Ma gli androidi sognano pecore elettriche? e la sua trasposizione cinematografica non sono le uniche opere di rilievo nella variegata galassia dickiana, e anche altri romanzi dello scrittore americano sono diventati realtà virtuali. È il caso di Ubik, la cui versione videoludica è stata pubblicata nel 1998 su PC e PlayStation. Ci troviamo di fronte a un’avventura dotata di elementi action che permette ai giocatori di vestire i panni di Joe Chip, replicando con una certa fedeltà la paranoia che si respira negli ambienti letterari della sua fonte d’ispirazione. È di pochi anni successivo Minority Report, rilasciato nel 2002 su Xbox e PlayStation 2. Basato sul film con regia di Steven Spielberg (nelle sale cinematografiche quello stesso anno), tratto dall’omonimo racconto di Philip K. Dick, si tratta di un videogioco abbastanza aderente all’immaginario visto al cinema, ma poco soddisfacente dal punto di vista del gameplay. Non a caso, le recensioni delle testate videoludiche dell’epoca non furono lusinghiere.
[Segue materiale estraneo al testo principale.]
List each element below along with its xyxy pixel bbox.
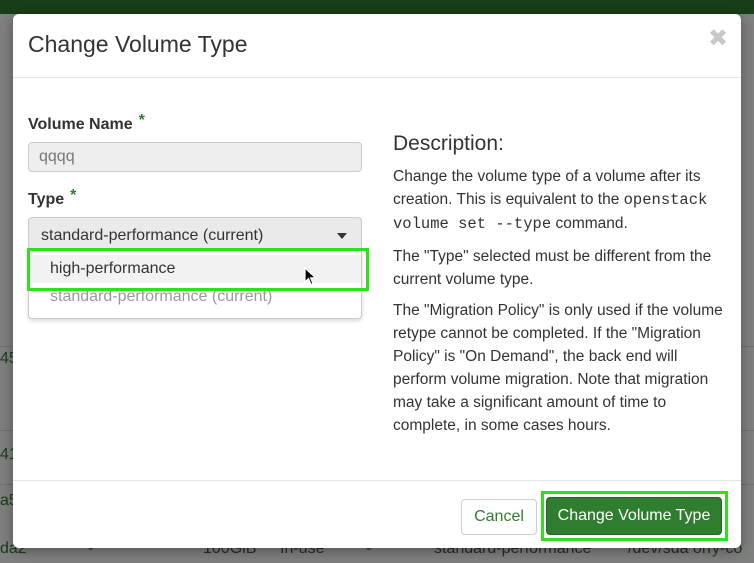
volume-name-input[interactable] (28, 142, 362, 172)
type-label: Type * (28, 187, 76, 209)
mouse-cursor-icon (304, 267, 318, 286)
type-select[interactable]: standard-performance (current) (28, 217, 362, 252)
change-volume-type-dialog: Change Volume Type ✖ Volume Name* Type* … (13, 14, 741, 548)
description-paragraph: The "Migration Policy" is only used if t… (393, 302, 723, 434)
description-paragraph: The "Type" selected must be different fr… (393, 248, 712, 288)
type-label-text: Type (28, 191, 65, 208)
description-title: Description: (393, 132, 504, 155)
type-select-value: standard-performance (current) (41, 227, 264, 244)
caret-down-icon (337, 233, 347, 239)
cancel-button[interactable]: Cancel (461, 499, 537, 535)
modal-title: Change Volume Type (28, 31, 248, 57)
required-indicator: * (70, 187, 77, 204)
modal-footer: Cancel Change Volume Type (13, 480, 741, 549)
modal-header: Change Volume Type ✖ (13, 14, 741, 78)
change-volume-type-button[interactable]: Change Volume Type (546, 497, 722, 535)
volume-name-label: Volume Name * (28, 112, 145, 134)
required-indicator: * (138, 112, 145, 129)
close-icon[interactable]: ✖ (707, 26, 729, 52)
description-paragraph: Change the volume type of a volume after… (393, 165, 729, 236)
description-text: command. (551, 215, 628, 232)
volume-name-label-text: Volume Name (28, 116, 133, 133)
option-standard-performance: standard-performance (current) (50, 288, 273, 305)
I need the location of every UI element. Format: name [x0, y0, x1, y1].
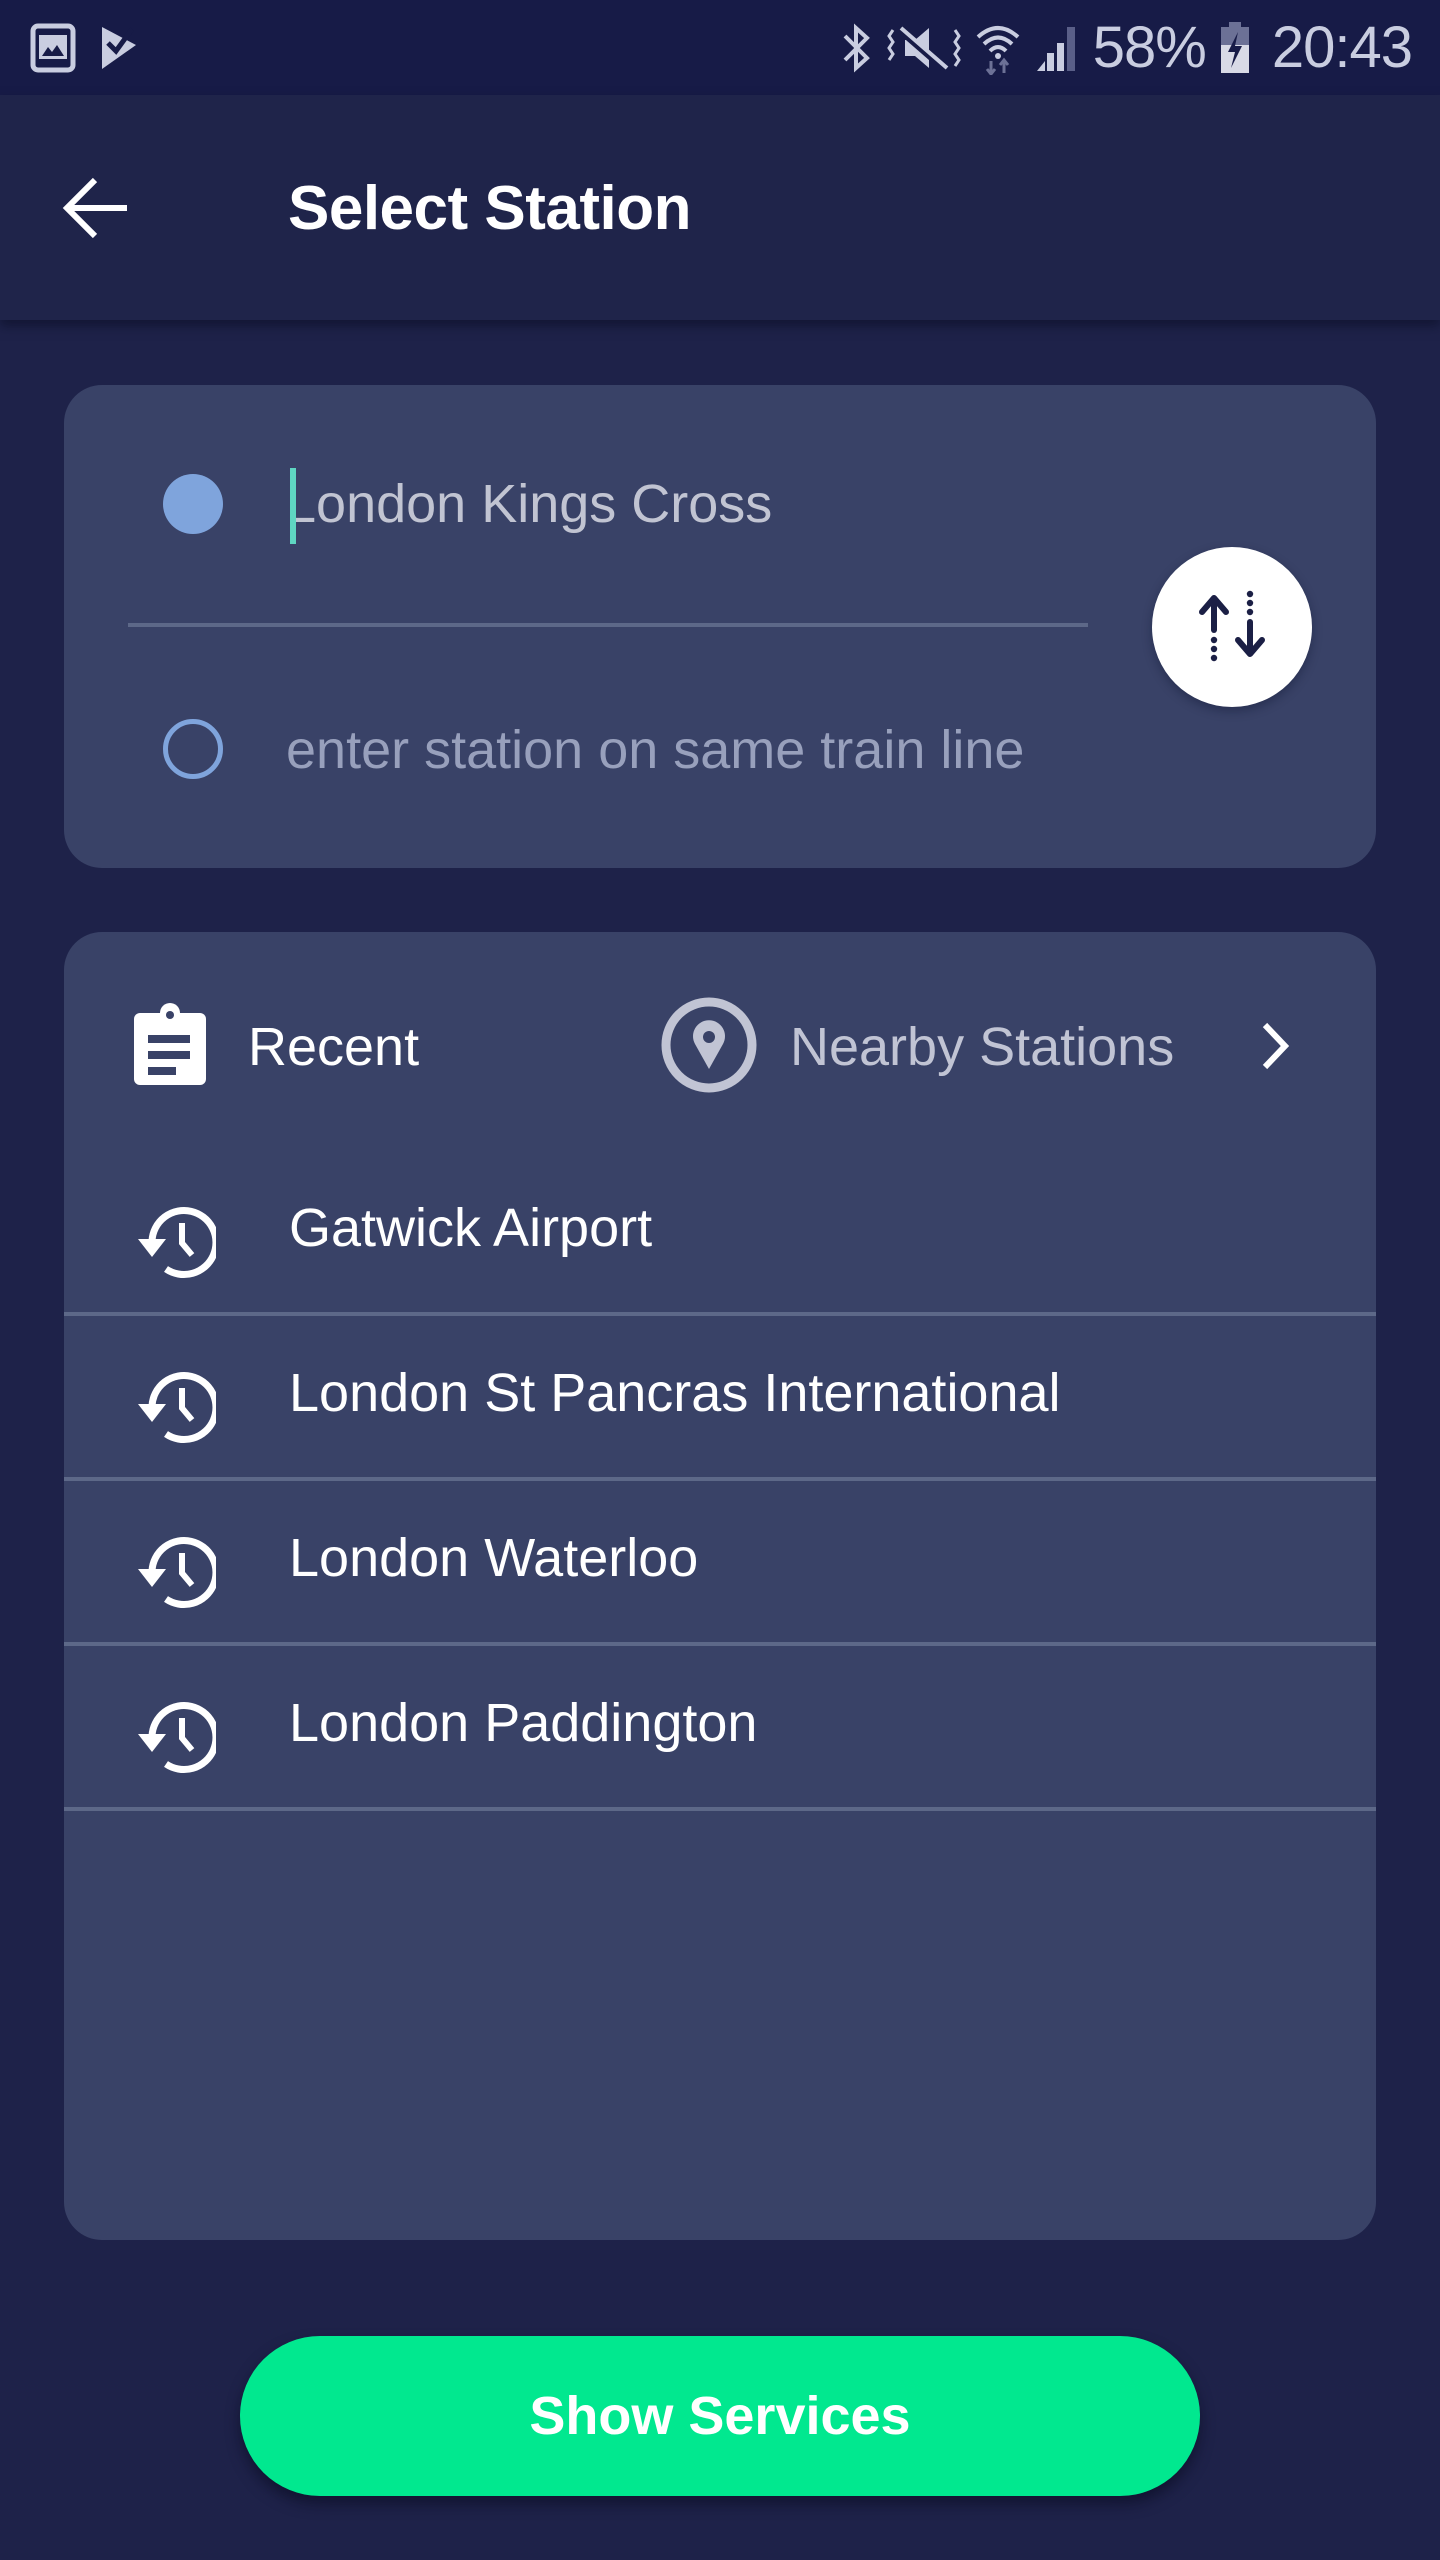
- signal-icon: [1035, 23, 1079, 73]
- clipboard-icon: [132, 1002, 208, 1092]
- history-icon: [132, 1199, 216, 1283]
- swap-stations-button[interactable]: [1152, 547, 1312, 707]
- swap-vertical-icon: [1194, 590, 1270, 665]
- arrow-left-icon: [61, 176, 131, 245]
- show-services-button[interactable]: Show Services: [240, 2336, 1200, 2496]
- status-bar: 58% 20:43: [0, 0, 1440, 95]
- battery-percent: 58%: [1092, 15, 1207, 80]
- tab-recent[interactable]: Recent: [132, 992, 419, 1102]
- battery-charging-icon: [1220, 21, 1250, 74]
- tab-nearby-stations-label: Nearby Stations: [790, 1017, 1175, 1077]
- destination-station-input[interactable]: [286, 705, 1146, 795]
- history-icon: [132, 1529, 216, 1613]
- bluetooth-icon: [839, 22, 873, 74]
- route-divider: [128, 623, 1088, 627]
- gallery-icon: [30, 23, 76, 73]
- route-card: [64, 385, 1376, 868]
- station-name: London Waterloo: [289, 1528, 699, 1588]
- origin-dot-icon: [163, 474, 223, 534]
- recent-stations-list: Gatwick Airport London St Pancras Intern…: [64, 1151, 1376, 1811]
- stations-card: Recent Nearby Stations Gatwick Airport L…: [64, 932, 1376, 2240]
- status-right-icons: 58% 20:43: [839, 14, 1413, 81]
- location-pin-icon: [660, 996, 758, 1099]
- tabs-row: Recent Nearby Stations: [64, 932, 1376, 1162]
- station-name: London Paddington: [289, 1693, 758, 1753]
- origin-station-input[interactable]: [286, 459, 1146, 549]
- wifi-icon: [975, 21, 1021, 75]
- clock: 20:43: [1271, 15, 1413, 80]
- tab-nearby-stations[interactable]: Nearby Stations: [660, 980, 1174, 1114]
- recent-station-item[interactable]: Gatwick Airport: [64, 1151, 1376, 1316]
- page-title: Select Station: [288, 174, 692, 243]
- recent-station-item[interactable]: London Waterloo: [64, 1481, 1376, 1646]
- chevron-right-icon: [1257, 1021, 1291, 1076]
- tab-recent-label: Recent: [248, 1017, 420, 1077]
- history-icon: [132, 1364, 216, 1448]
- destination-ring-icon: [163, 719, 223, 779]
- station-name: Gatwick Airport: [289, 1198, 653, 1258]
- status-left-icons: [30, 23, 142, 73]
- recent-station-item[interactable]: London St Pancras International: [64, 1316, 1376, 1481]
- history-icon: [132, 1694, 216, 1778]
- mute-vibrate-icon: [886, 22, 961, 74]
- task-check-icon: [98, 23, 142, 73]
- app-bar: Select Station: [0, 95, 1440, 320]
- text-cursor: [290, 468, 296, 544]
- recent-station-item[interactable]: London Paddington: [64, 1646, 1376, 1811]
- tabs-next-button[interactable]: [1244, 1018, 1304, 1078]
- back-button[interactable]: [56, 170, 136, 250]
- station-name: London St Pancras International: [289, 1363, 1061, 1423]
Merita una menzione quello che è forse il più accorato e sincero omaggio mai fatto dal mondo dei videogiochi a Philip K. Dick: Californium, pubblicato nel 2016 su PC, immerge nelle atmosfere della Berkeley del 1967 e mette i giocatori nei panni di Elvin Green, uno scrittore di fantascienza dedito agli acidi e preoccupato per la propria carriera, pressato dall’esigenza di arrivare a fine mese. Si tratta di un viaggio indimenticabile, all’insegna delle allucinazioni e della paranoia tanto palpabili nell’Esegesi dickiana. Il salto costante tra varie dimensioni e l’inquietante domanda, sempre imperante nella letteratura dello scrittore – che cosa è reale? – e costantemente posta al videogiocatore in Californium rendono imperdibile questo titolo per ogni appassionato di Philip K. Dick. «La realtà non è altro che un punto di vista», dice il narratore, e la sfolgorante estetica retrofuturistica scelta dagli sviluppatori si rivela immersiva e coinvolgente, invitando all’esplorazione della lisergica e coloratissima città di Berkeley.
Dick ha intravisto gli abissi insondabili dell’animo umano e vi si è immerso con prosa a volte brillante, altre affrettata, ma sempre rifiutando la chiusura dell’uomo in sé stesso. Lasciando spazio all’eroismo delle persone comuni, senza trionfalismi, in cui il valore dell’individuo è dato dalla sua capacità di donarsi agli altri. Ecco quindi che Dick, «rivoluzionario forse solo in parte consapevole» nelle parole di Carlo Pagetti, continua a ispirare esperienze videoludiche dense di significato nel nostro mondo contemporaneo.